Golden Age (The Shifting Tides, #1)

She realized he was pointing at a rectangular square located somewhere in the lower city between the palace and the riverbank. Canopied stalls with tent-like coverings of every color imaginable crowded one next to another. Aisle after aisle filled the square, leaving no empty space uncovered. The bazaar of Lamara could have swallowed the Phalesian agora several times over.

As they drew inline with the palace the bank dropped away, curving in an arc of sandy shoreline. Chloe realized it was the city’s harbor. She couldn’t believe the number of vessels drawn up on the shore, a number that must be approaching a hundred.

Seeing the sun king’s fleet, she felt fear stab her stomach. Over half of the vessels on the shore were biremes, all of them as large and powerful as the Nexotardis. The powerful warship that had so concerned her father and the other consuls was just one of many.

Kargan stayed with Chloe at the rail, appearing to enjoy her awe and consternation at the sheer size of the city. His men knew what to do. In moments he would be home.

Scanning the harbor, she saw soldiers and sailors guarding the ships and scrubbing the decks. The beach sloped up until it joined the buildings facing it. A sailor exited a hut on the shore, two steaming bowls in his hands, handing one to a friend.

Kargan had a hint of a smile on his face as he regarded her, as if he were waiting for something. Chloe frowned, and looked back at the harbor.

Then, somewhat distant, but so large it couldn’t be real, she saw something that took her breath away.

It rose from behind the red buildings, erected on the land further upriver, within the city walls but far from the palace. It was a mountain . . . but a mountain made by men, perfectly proportioned, triangular-faced on all sides. It was the biggest structure Chloe had ever seen.

She rubbed her eyes. She could see shining golden blocks the size of houses piled one on top of the other, describing how it had been made, with each level slightly smaller than the one below. Strangely, two thirds of the way up, the glistening faces ceased and the levels became naked stone all the way to the summit.

The triangular mountain continued to grow bigger in Chloe’s vision as they approached the harbor. Where the stones were clad, the mountain shone bright yellow in the sun.

‘In the name of Aeris, what is that?’

‘It is the pyramid,’ Kargan said.

Chloe couldn’t take her eyes off it. ‘Who built it?’

‘Slaves.’ Kargan laughed. ‘It was built with the pitiful lives of wretches.’ He looked at it for a while before sobering. ‘Solon built it.’

‘What is it?’

Kargan’s expression was now grave. ‘It is the sun king’s tomb,’ he said softly.

‘And is that . . . Is it covered with . . . ?’

‘Gold,’ said Kargan. ‘Pure gold.’ He hesitated. ‘It might help you to know: the sun king is dying.’

Chloe looked at Kargan’s face. He was deadly serious.

‘The magi say there is a cancer inside him, robbing him of breath, causing him to cough blood. He visited the Oracle at Athos to seek the Seer’s wisdom. The Seer did not tell him what he wanted to hear. She said he doesn’t have long for this world, and that he would be dead by the end of the thirty-first year of his reign. When he pressed the Seer, asking what he could do, she said there was only one thing: prepare his soul for the afterlife.’
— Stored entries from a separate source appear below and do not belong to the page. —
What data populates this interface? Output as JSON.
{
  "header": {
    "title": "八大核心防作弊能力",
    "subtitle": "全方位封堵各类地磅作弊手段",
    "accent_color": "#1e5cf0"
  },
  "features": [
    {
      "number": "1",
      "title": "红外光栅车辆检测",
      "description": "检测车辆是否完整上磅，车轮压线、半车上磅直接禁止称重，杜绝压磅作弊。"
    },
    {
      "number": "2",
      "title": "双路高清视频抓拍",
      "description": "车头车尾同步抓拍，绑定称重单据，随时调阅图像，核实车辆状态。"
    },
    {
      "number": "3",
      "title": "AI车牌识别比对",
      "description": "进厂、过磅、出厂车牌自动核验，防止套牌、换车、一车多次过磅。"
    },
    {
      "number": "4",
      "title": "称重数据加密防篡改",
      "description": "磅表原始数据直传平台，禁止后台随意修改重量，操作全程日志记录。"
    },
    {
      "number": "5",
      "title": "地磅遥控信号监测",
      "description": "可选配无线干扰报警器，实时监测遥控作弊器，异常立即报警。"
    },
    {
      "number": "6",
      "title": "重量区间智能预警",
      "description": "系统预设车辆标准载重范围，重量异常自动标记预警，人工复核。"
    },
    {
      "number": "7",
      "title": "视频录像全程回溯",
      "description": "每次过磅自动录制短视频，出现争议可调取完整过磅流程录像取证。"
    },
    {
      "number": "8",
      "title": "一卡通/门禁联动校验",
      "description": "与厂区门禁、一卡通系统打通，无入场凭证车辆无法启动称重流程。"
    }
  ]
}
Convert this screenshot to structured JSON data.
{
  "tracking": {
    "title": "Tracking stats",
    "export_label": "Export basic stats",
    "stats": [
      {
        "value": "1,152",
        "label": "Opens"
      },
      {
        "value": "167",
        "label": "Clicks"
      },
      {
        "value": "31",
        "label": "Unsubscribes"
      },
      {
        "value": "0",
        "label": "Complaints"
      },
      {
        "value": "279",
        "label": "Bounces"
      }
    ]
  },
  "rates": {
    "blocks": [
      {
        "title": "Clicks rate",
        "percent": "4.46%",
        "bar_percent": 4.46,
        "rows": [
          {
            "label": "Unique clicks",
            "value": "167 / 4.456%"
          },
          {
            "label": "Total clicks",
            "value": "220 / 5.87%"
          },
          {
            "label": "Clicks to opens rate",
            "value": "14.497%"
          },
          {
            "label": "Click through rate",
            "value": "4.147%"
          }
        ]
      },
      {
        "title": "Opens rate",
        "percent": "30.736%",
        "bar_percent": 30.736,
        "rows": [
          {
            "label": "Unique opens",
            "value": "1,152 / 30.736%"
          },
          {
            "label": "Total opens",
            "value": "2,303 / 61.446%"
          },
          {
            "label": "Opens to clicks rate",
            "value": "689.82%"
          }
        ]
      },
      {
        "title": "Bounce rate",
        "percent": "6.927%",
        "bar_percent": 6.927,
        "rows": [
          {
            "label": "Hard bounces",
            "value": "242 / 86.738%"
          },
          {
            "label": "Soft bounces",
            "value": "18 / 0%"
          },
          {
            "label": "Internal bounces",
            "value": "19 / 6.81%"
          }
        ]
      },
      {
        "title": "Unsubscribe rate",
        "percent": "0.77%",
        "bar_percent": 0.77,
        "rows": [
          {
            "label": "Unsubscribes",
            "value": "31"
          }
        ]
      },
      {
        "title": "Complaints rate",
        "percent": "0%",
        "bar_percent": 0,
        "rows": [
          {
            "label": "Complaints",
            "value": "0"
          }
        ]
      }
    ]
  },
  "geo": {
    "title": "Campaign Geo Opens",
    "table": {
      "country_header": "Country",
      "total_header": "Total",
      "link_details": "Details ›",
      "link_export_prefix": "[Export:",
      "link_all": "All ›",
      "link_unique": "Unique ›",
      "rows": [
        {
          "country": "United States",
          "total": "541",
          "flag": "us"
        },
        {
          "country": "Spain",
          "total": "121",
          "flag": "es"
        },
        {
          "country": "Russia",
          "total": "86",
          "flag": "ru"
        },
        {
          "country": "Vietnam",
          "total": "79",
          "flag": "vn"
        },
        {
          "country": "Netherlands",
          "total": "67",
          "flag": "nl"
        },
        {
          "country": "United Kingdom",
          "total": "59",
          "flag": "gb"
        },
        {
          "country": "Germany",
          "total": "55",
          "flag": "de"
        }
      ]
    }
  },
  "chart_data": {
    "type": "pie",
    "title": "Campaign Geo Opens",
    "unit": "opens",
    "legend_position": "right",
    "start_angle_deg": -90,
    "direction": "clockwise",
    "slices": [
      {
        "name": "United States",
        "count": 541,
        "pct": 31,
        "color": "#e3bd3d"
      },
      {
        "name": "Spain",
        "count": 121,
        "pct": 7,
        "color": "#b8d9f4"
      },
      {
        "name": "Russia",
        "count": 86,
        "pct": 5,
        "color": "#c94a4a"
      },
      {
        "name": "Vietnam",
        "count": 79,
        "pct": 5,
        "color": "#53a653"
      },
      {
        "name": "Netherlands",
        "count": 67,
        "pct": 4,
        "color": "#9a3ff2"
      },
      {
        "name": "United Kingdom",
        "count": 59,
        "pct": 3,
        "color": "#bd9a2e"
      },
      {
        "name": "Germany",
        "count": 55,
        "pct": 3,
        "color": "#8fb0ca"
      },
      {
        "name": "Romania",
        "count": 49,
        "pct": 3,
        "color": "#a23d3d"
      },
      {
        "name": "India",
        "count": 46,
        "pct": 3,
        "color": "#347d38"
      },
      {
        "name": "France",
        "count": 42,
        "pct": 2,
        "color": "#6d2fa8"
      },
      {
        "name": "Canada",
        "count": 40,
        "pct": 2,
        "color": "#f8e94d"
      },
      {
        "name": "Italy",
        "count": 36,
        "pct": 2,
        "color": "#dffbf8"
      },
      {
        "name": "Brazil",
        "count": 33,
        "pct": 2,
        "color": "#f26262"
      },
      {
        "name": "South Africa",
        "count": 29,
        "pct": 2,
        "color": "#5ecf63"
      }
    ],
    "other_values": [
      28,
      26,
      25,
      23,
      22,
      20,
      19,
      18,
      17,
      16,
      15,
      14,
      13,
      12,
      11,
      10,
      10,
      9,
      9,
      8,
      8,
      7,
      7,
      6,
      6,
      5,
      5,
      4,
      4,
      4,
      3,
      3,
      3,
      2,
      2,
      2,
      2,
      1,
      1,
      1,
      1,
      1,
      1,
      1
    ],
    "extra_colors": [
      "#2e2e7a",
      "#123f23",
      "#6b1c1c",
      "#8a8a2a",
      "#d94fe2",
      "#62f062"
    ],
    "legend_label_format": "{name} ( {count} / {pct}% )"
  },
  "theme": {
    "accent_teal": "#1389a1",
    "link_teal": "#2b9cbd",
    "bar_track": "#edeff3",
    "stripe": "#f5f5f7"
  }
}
Kargan was pensive for a time.

‘When he returned to Lamara he consulted the priests of all the gods. But only the prayers of the priests of Helios the sun god were answered; only they gave Solon the solution he sought. The sun god says that building this pyramid will assure the great king’s passage through the gates of Ar-Rayan to the next world. It must be the tallest structure in the world, and it must be clad in gold. Solon has scoured the continent for gold. You will not see golden jewelry on the women here. Yet his tomb is not complete.’

‘What year is it?’ Chloe asked.

‘It is the thirty-first year in the reign of Solon the sun king.’

He and Chloe both gazed at the distant golden pyramid.

‘This year is his last,’ Kargan said.




Chloe looked back at the Nexotardis one final time as Kargan’s marines formed an escort for the pair, leading them up from the harbor to the dusty streets of Lamara. Her journey had been an ordeal, fraught with peril, and she still had the prophecy of the Seer burned into her consciousness.

Her greatest trial was still to come.